Compliments to NetApp for delivering such a good MP. When properly tuned (like any other MP Smile), this MP really delivers added value for any organization running one or more NetApp SANs and OM12. I have seen many third party MPs but not many are of this level. A job well done NetApp!


SCOM Artist said...

Hello. First of all thanks for this post as it is a great overview for configuring the MP.

I recently installed the 4.0 version and I'm slightly confused on the wording of the documentation.

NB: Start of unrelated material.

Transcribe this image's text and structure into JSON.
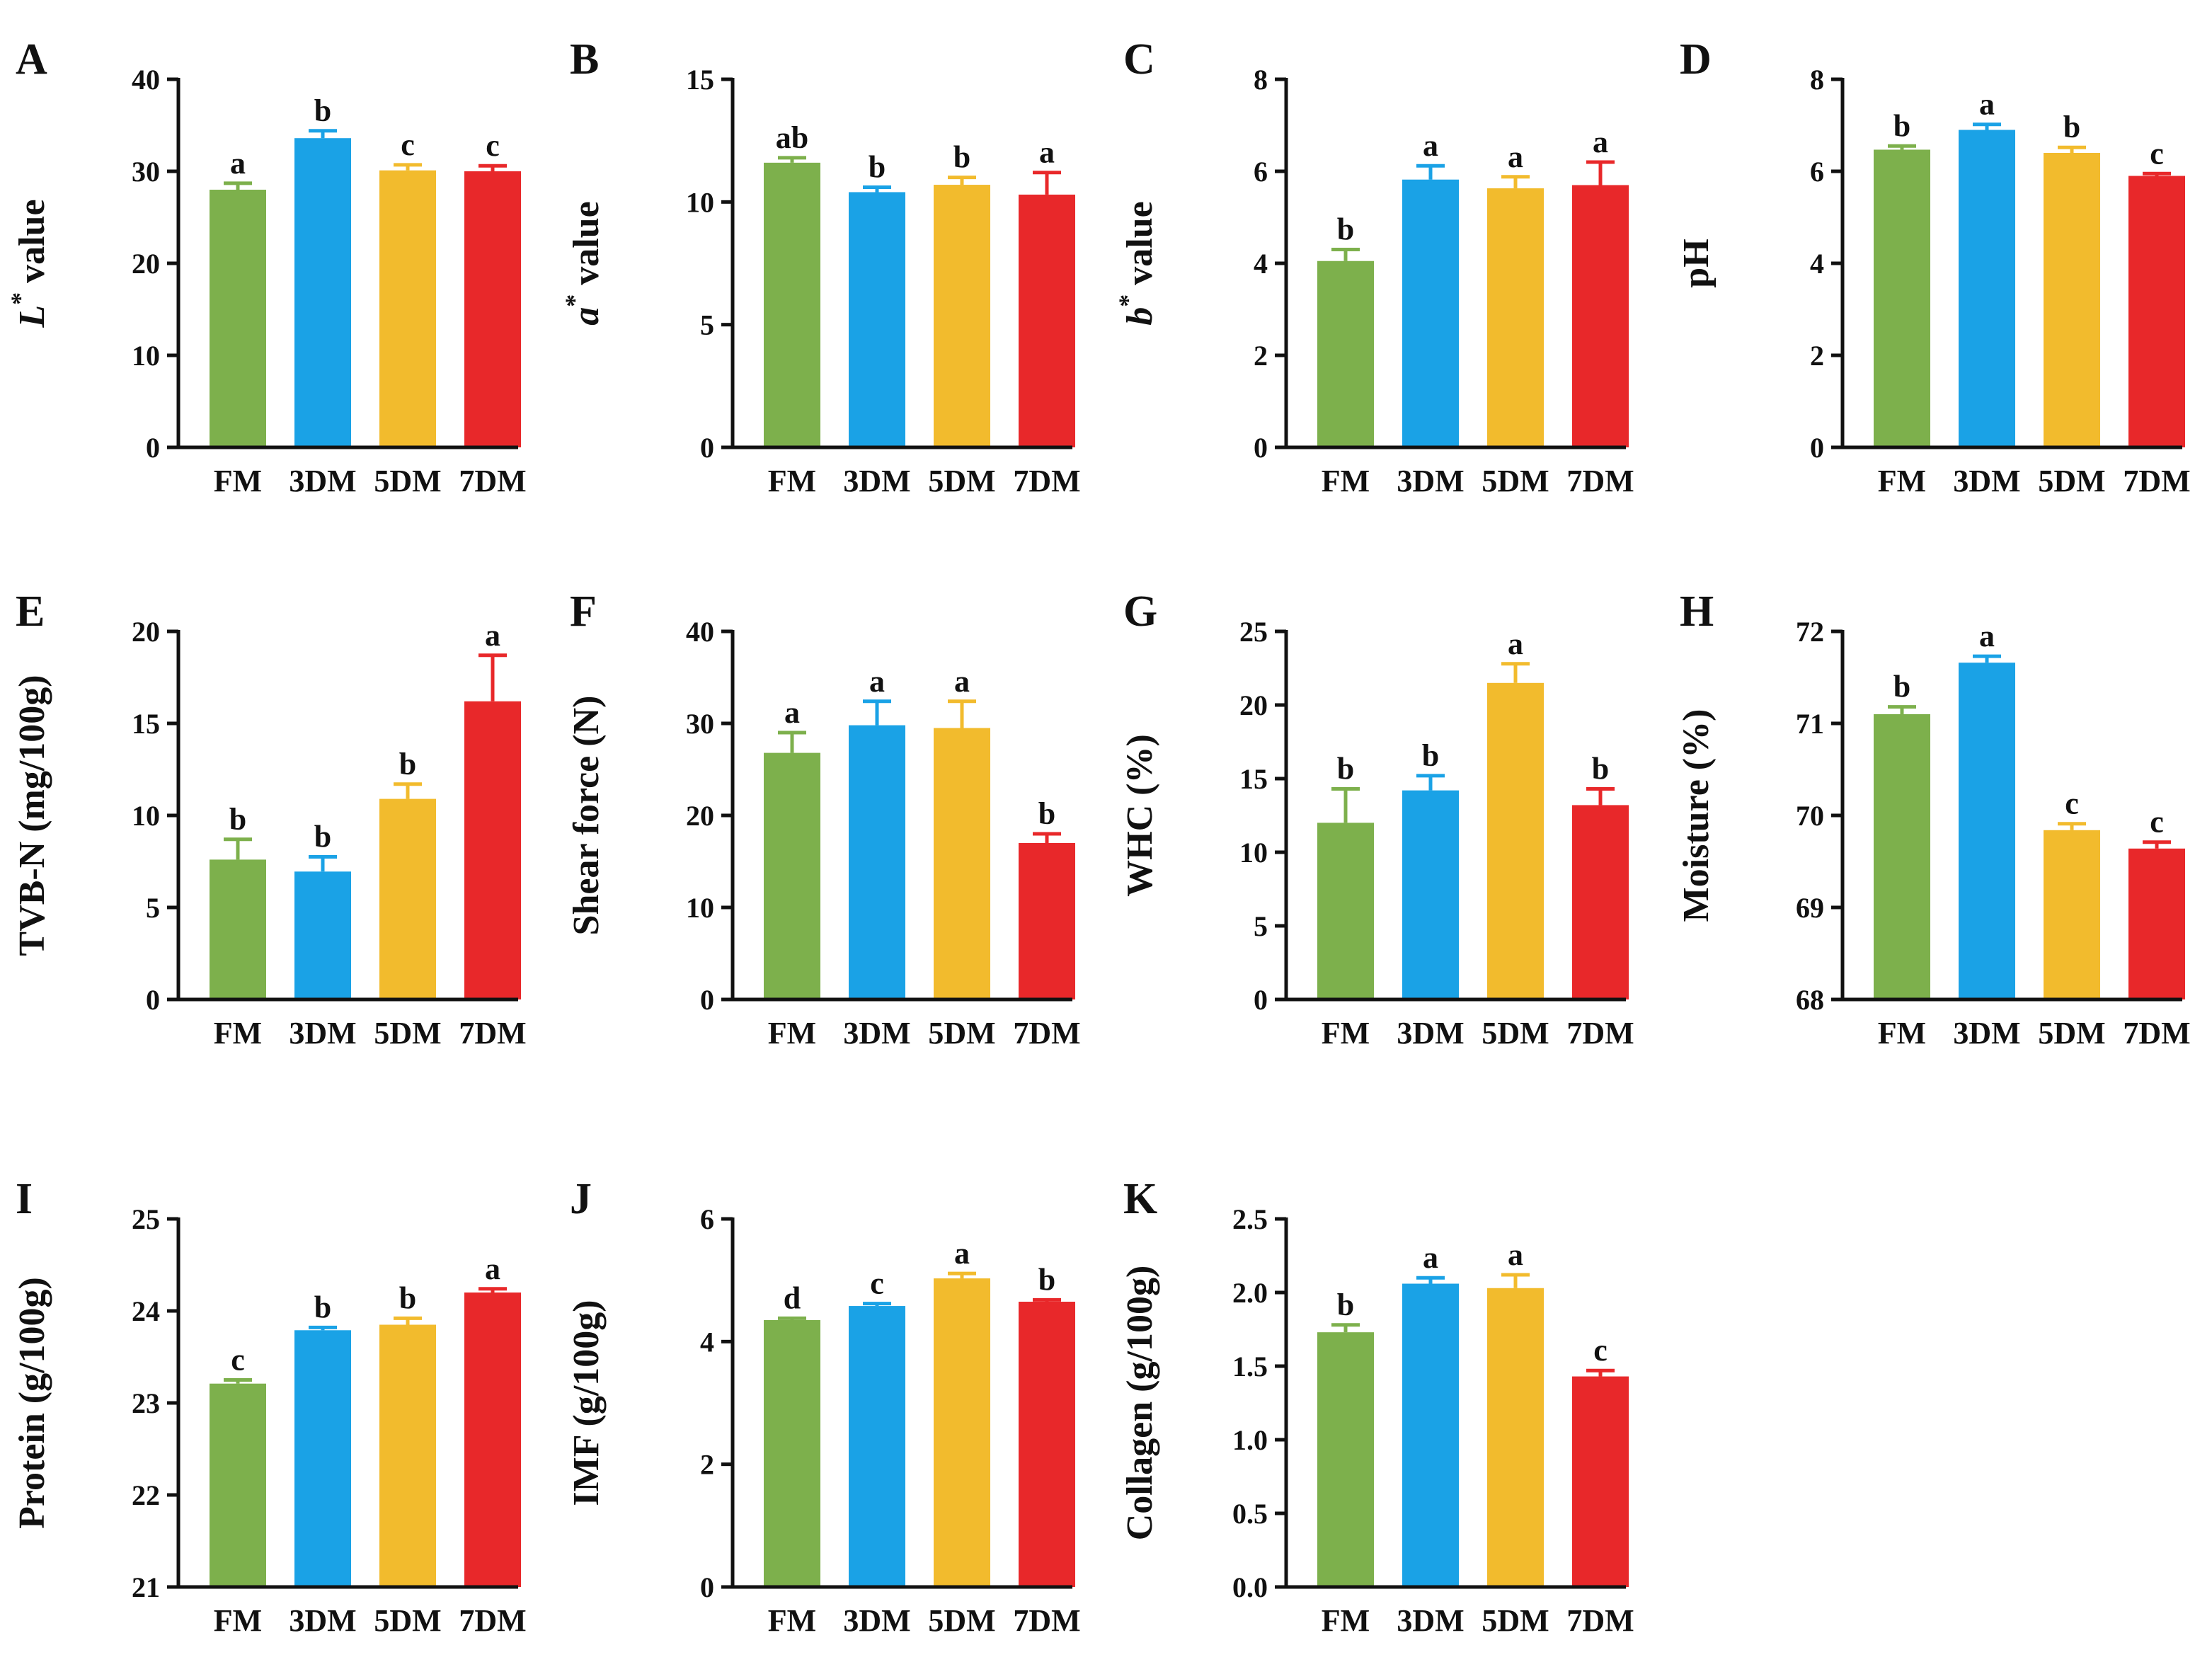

I installed the MP, added my controllers, setup credentials, and completed the "Run Discovery Task" that is located inside the SCOM console. I also setup the SNMP alert destinations on the NetApp. The documentation mentions the discovery will occur by default in 4 hour intervals. So do I still need to enable the Rules for discovery?

Sven Wells said...

Just a word of caution about this MP/Plug-In, we’ve found that some of the rules that run/sync each day, actually Close all open alerts, ie. Data ONTAP: Volume Space Utilization (%) monitoring, then after a few minutes all of the closed alerts will re-open. This can cause 2 alert storms: 1. for Closed alerts 2. for New alerts. NetApp tech support states that because the re-sync rule, the one that syncs up with the NetApp controllers every so often (ie. every night), basically clears all such open alerts and then reopens them when it discovers threshold breaches. According to NetApp tech support, this is by design. I believe it is a flaw, but there is no word on whether or not they will fix or enhance this so that open alerts stay open and the repeat count gets incremented.